Insgesamt stehen in Deutschland an Land nun 24 867 Windräder mit einer Leistung von 38 115 Megawatt, die meisten in Niedersachsen. Überraschend ist, dass das bisher Windkraft-skeptische Bayern 2014 auf Platz fünf lag – hier wurden 154 Windräder errichtet. Dies lag vor allem an Vorzieheffekten wegen einer neuen Mindestabstandsregelung zu Wohngebieten, die den Ausbau künftig im Freistaat deutlich drosseln könnte.

Durch ein neues Anlagenregister wird der Ausbau bundesweit besser gesteuert. Zudem werden zunehmend alte Anlagen durch größere und leistungsstärkere ersetzt. Die durchschnittliche Leistung betrug im vergangenen Jahr bei neu errichteten Anlagen 2,7 Megawatt, der Rotordurchmesser 99 Meter und die Nabenhöhe im Schnitt 116 Meter.

Der Unions-Wirtschaftsexperte Joachim Pfeiffer warnte vor den Kosten: „Diese Fehlsteuerung führt zu einer Mehrbelastung der Stromkunden von mindestens einer Viertelmilliarde Euro.“ Der Präsident des Windenergie-Verbandes, Hermann Albers, verwies hingegen darauf, dass durch den Windstrom die Strom-Einkaufspreise deutlich gesunken seien. „Die Kostensenkung ist ein Dauerauftrag“, so Albers.

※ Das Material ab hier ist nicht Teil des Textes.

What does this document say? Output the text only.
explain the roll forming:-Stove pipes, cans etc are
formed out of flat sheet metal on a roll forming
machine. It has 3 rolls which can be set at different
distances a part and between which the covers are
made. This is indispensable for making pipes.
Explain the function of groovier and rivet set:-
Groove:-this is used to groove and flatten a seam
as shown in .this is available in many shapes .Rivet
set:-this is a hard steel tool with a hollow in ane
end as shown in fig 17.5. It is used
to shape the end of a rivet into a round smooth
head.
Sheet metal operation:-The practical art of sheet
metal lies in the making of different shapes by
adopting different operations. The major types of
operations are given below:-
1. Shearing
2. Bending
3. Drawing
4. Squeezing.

In Baden-Württemberg hatte das federführende Umweltministerium vor wenigen Tagen seine Windkraft-Bilanz gezogen. Fazit: 2014 kamen nur sieben neue Windräder hinzu. Per Saldo waren es sogar nur vier, weil drei alte abgebaut wurden. Allerdings wird der Windkraftausbau in diesem Jahr an Fahrt aufnehmen. Mit 62 Anlagen wurden im Südwesten 2014 mehr als doppelt so viele Anlagen genehmigt, wie in den drei vorangegangenen Jahren zusammen. Da eine Genehmigung Folgekosten von bis zu einer halben Million Euro pro Windrad nach sich ziehen, sei davon auszugehen, dass einmal genehmigte Anlagen auch erreichtet werden, sagte Sebastian Grosch vom Windkraftprojektierer WPD unserer Zeitung.

Laut Umweltministerium liegen derzeit 263 Anträge zur Genehmigung einer Windanlage im Land vor. Vom Ziel bis 2020 zehn Prozent des Stromverbrauchs im Südwesten über Windräder abzudecken, ist man aber immer noch weit entfernt. Bis zu 1200 Anlagen sind dafür nötig. Aktuell sind 393 Anlagen in Betrieb.

Und die Bedingungen verschlechtern sich. Die Förderung neuer Windräder vermindert sich jedes Viertel Jahr automatisch. Überschreitet der Windrad-Neubau die Schwelle von 2600 Megawatt pro Jahr, wird zusätzlich gekürzt. Besonders windschwächere Standorte werden so unrentabel. In Baden-Württemberg gibt es davon besonders viele.